Deloitte proposes some overarching strategies that help AMCs, just like us, become more successful:
“The quality and quantity of the health care workforce is central to the mission of the AMC. To effectively fulfill this responsibility, an AMC must have the following:
- Access to information technologies that connect providers and patients (electronic health records, personal health records) with a registry function (clinical decision support) and data warehousing capabilities to stimulate research. NOTE: In Title XIII of the American Recovery and Reconstruction Act (H.R. 1, aka ‘stimulus bill’), AMCs may receive up to $4 million per hospital and $44,000 per physician for accelerated ‘meaningful use’ of electronic health records.
- Access to biomedical informatics and computational math capabilities to effectively evaluate clinical data and thus improve the efficacy and effectiveness of diagnostic and therapeutic recommendations.
- Support of institutional leaders to transition facility-based educational programs to ambulatory and in-home-based learning environments for students.
- Changes in regulations about scope of practice and professional competence that will force the health care workforce to suspend traditional silo approaches to patient diagnosis and treatment planning.
- Changes to graduate medical education that require more protected time for faculty, higher standards for accreditation and more attention to the education portion of GME that may drive new approaches to curriculum design.
- Compensation plans and recruitment programs for faculty to reward investments in student preparation and effectiveness.
- A commitment to uphold the respect and dignity of healing professions in external communications and in internal operations: health professionals choose these careers to make a difference. They thirst for appreciation and respect at a time when sentiment is otherwise in some circles.
“The complexity of academic medicine places a premium on leadership savvy, operating policies, and procedures that limit conflict and optimize organizational efficiency and effectiveness.”
Our administrative radar sweeps through 360 degrees with clear-minded regularity. On the radar are all the line items that make up the cash flow elements of the enterprise, including our state-derived funds, our grant recovery dollars and our contractual support from a myriad of sources. This radar sweeps in three dimensions as well, to identify and address the less tangible elements that maximize and underpin the productivity that this note has emphasized.
In the past, we have managed this work with a small group of administrative personnel, supplemented in a more distributed manner, by the leaders and business managers in each department and unit. As the challenges and mandates from external regulatory bodies and agencies continue to increase, it may be necessary to revisit the managerial structure to improve our ability to respond to these needs – externally and internally.
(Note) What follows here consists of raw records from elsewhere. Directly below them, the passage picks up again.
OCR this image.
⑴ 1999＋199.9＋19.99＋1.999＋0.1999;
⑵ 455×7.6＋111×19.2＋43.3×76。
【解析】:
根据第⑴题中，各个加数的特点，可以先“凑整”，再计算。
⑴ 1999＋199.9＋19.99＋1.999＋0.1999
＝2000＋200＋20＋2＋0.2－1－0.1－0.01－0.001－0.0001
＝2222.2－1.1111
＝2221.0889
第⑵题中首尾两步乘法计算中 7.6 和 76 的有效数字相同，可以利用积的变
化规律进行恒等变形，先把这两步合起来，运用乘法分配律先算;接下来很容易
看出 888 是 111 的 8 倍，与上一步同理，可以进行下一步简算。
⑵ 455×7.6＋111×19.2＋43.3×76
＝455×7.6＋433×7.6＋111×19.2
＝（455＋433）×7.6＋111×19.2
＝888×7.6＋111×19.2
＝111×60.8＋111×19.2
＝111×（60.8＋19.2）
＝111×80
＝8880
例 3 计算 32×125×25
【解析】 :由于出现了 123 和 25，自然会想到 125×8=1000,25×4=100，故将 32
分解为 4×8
Despite the need to avoid administrative expansion at this time, will it be necessary to add essential internal bench strength to supplement our traditional team?
Undoubtedly, it appears that the work detail may amount to a worthwhile challenge for us all. Together, we have accomplished much already on the way to success and in preparation for the uncertainties that the future may hold. The work is ongoing, and I am honored to continue to work with the smartest people that I know, right here at the BSOM.
With your continued help, assistance and guidance, I have no doubt that we will be successful in managing our business to full success. There is not a better strategy. Let me know how you feel.